Doug Brady offers a similar laugh about how difficult the course is, then somewhat unconsciously touches his right elbow.
“Oh, me and that course know each other really well. Too well,” the former Grand Junction mountain biker said.
An unexpected trip over the handlebars ended his race a couple of years ago.
“I thought I was OK, just cruising along, then bam, I hit a little edge and I went sailing,” he said.
That crash left him — along with plenty of others over the years — bloodied and battered.
He crashed in what virtually all riders say is the most difficult part of the ride — Andy’s Loop.
The treacherous section comes late in the race, so riders are battling fatigue in addition to the difficult stretch of technical singletrack.
Mostly by hiking and pushing his bike after his crash, Brady made his way back to the Lunch Loop parking area where he got a ride.
He would later discover that he broke his right elbow.
When he heard the course had changed and the Andy’s Loop section had been eliminated from the course, Brady was happy.
“Maybe I’ll come back and race again,” he said.
Race organizers decided to take out some of the overly technical sections for this year’s races.
Andy’s Trail, Eagle’s Tail Trail and Pet E Kes trail have been replaced with a new route featuring Gunny Loop, Holy Bucket to Coyote Ridge, Ali Ali Loop to Ali Alley, Curt’s Lane and Curt’s down to lower Hop Skip and Jump and Noreaster.
In a press release last month, race organizer Epic Rides said the new routing will be safer for all participants.
“Andy’s Trail was a blast for riders during the first four years of the event, but replacing it with Gunny Loop and connecting to Noreaster is adding some of the community’s most prized trails to the event while greatly improving the riding experience for out-of-town guests on event weekend,” Bill Cooper, Grand Junction Off-Road course manager said in the release.

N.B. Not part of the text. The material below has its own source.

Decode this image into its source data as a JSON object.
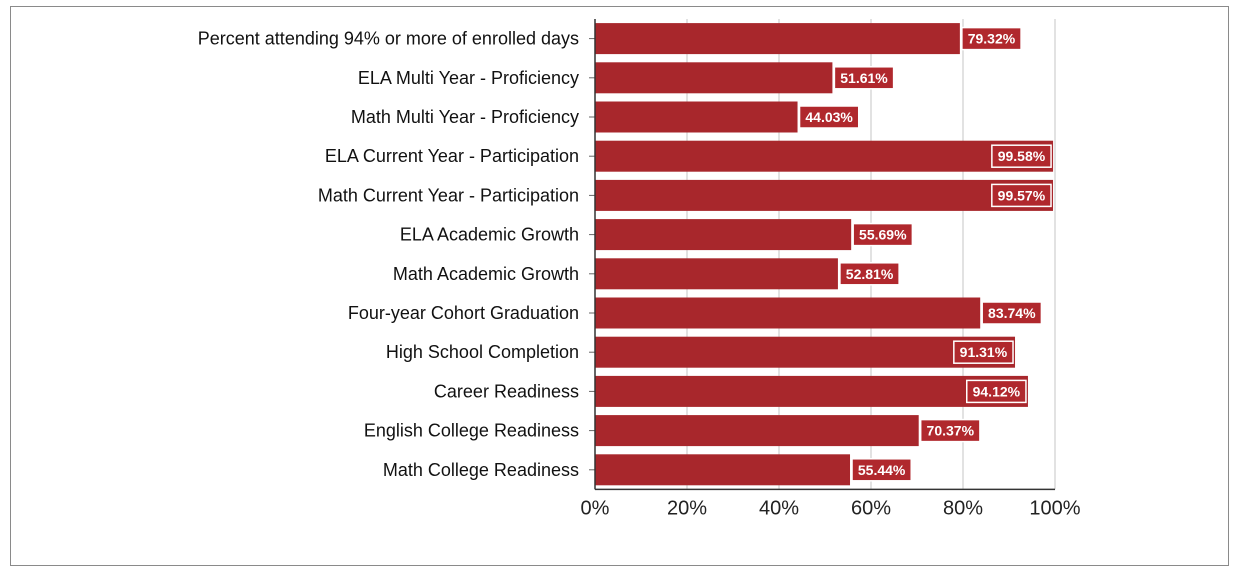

Now in its fifth year, the Grand Junction Off-Road race has grown.
In 2013, the race was held over Labor Day weekend and drew around 200 amateur riders. The race was moved to Memorial Day weekend in 2014, and then shifted to an earlier date in May.
Last year, more than 400 amateur riders raced either the 40- or 30-mile races.
The 40-mile race begins at 7:30 a.m. with a start and finish in downtown Grand Junction. The 30-mile race starts at 8:30 a.m.
The Grand Junction Off-Road racing begins on Friday evening with the Fat-Tire Criterium in downtown.
This race pits the professional riders in a high-speed race around the criterium course on mountain bikes.
Racing begins at 6:15 p.m. with the women, and the men to follow.
The off-road course takes a toll on the pros, too, with a number of them having to deal with flat tires and other mechanical issues, as well as the occasional crash.
For the women, there has been a different winner all four years.
Rose Grant of Whitefish, Montana, won last year’s race with Grand Junction’s Alexia Skarda in second more than five minutes back.
The pro men have also had a different winner every year, with Durango’s Todd Wells winning last year. The interesting part of the men’s race is the same rider has finished second for the past three years.
Ben Sonntag of Durango won the inaugural race in 2013, then finished second for the past three races.
The pros take off on the 40-mile course Sunday morning with the men starting at 8:30 and the women to follow 10 minutes later.
Last year there were a combined 74 men and women professional riders.